Tuesday, October 20, 2009

Final Destination

Some people get on a plane. Then one of them has a vision of the plane crashing so they get off. The plane crashes. But then they all start dying one by one in very coincidental, Rube Goldberg machine-style ways. A bunch of people die and it's gruesome. There's also a John Denver song. Every sequel to this movie blows. I just saved you $6.

Fight Club

There's a dude who's stuck in corporate America. Then he meets this other guy who is wild and crazy and they start a club where they beat each other up. Then the club gets bigger and turns into a terrorist organization. The corporate guy and the crazy guy both have sex with a nasty, crazy chick. Then it turns out both dudes are the same guy. I just saved you $6.

Top Gun

Tom Cruise is the son of a hot-shot pilot who joins the navy and flies planes. He goes to special flight school (Top Gun) where he learns to embrace his flamboyant homosexuality with the other pilots. He takes a brief detour and instead has sex with his mannish teacher, then goes back to the boys after his BFF/lover goose dies after trying to raise the roof. Then they kill some Russians and things get really gay. I just saved you $6.

Friday, October 16, 2009

Mama Mia!

Some people live on a tropical resort island. Meryl Streep is such a slut that she doesn't know who the father of her daughter is.
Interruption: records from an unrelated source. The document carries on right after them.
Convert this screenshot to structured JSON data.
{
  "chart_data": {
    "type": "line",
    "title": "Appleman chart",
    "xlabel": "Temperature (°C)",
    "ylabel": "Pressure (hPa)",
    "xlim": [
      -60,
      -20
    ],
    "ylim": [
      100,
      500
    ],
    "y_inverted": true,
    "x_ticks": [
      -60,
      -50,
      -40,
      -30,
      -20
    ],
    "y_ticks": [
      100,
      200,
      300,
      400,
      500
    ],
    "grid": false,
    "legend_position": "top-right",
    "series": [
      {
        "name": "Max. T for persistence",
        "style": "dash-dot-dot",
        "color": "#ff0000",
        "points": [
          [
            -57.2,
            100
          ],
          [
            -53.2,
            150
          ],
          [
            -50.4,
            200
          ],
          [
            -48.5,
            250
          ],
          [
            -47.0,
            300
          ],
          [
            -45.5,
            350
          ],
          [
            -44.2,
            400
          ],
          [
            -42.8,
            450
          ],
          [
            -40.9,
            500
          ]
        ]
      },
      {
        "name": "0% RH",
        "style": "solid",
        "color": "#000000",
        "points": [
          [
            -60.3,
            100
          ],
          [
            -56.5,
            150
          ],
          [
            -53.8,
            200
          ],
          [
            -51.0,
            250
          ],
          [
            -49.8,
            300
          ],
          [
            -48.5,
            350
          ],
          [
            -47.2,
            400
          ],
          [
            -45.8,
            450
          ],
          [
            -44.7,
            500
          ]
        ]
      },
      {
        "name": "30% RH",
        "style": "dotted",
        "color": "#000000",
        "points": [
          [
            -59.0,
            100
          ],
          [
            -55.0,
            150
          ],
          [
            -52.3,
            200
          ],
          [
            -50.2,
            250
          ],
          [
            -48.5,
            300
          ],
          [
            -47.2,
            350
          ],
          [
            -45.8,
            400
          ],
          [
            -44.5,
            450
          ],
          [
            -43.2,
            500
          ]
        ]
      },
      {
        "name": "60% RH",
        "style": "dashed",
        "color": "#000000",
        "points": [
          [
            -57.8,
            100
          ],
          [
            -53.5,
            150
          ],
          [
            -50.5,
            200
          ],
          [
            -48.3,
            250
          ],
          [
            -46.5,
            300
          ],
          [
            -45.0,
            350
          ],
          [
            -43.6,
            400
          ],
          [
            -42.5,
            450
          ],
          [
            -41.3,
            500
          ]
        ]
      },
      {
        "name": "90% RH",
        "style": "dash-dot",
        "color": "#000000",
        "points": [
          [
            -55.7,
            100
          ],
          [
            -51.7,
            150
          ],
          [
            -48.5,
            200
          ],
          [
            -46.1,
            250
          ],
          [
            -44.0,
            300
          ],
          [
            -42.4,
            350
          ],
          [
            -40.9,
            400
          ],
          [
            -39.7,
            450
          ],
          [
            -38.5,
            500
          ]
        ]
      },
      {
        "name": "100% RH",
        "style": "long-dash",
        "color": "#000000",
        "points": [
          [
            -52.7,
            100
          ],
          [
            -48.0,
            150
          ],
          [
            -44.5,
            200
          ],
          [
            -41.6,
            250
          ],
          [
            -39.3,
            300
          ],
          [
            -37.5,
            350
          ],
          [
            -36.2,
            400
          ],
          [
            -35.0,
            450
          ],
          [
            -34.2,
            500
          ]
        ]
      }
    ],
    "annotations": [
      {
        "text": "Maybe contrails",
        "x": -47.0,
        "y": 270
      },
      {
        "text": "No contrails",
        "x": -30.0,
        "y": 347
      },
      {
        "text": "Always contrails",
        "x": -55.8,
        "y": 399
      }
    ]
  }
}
The daughter is getting married to some random guy and invites all three of her potential dads to the wedding. They sing a bunch, and mostly everyone is good at it except Pierce Brosnan. Abba is weird. I just saved you $6.

Paranormal Activity

A California couple buy a movie camera in an attempt to chronicle the woman's stalker-ghost friend. The ghost thing starts doing scary stuff. It makes foot prints and closes doors. Then it possesses the girl and kills the guy. I just saved you $6.

Red Dawn

Russia invades rural Colorado. Some football players run and hide in the woods. They get guns and kill Russians. America, Fuck Yah. I just saved you $6.

Transformers

Some alien robots come to Earth in search of a big cubic battery thing. The robots spend two hours fighting, blowing things up, and advertising new GM models. Megan Fox does NOT get naked. I just saved you $6.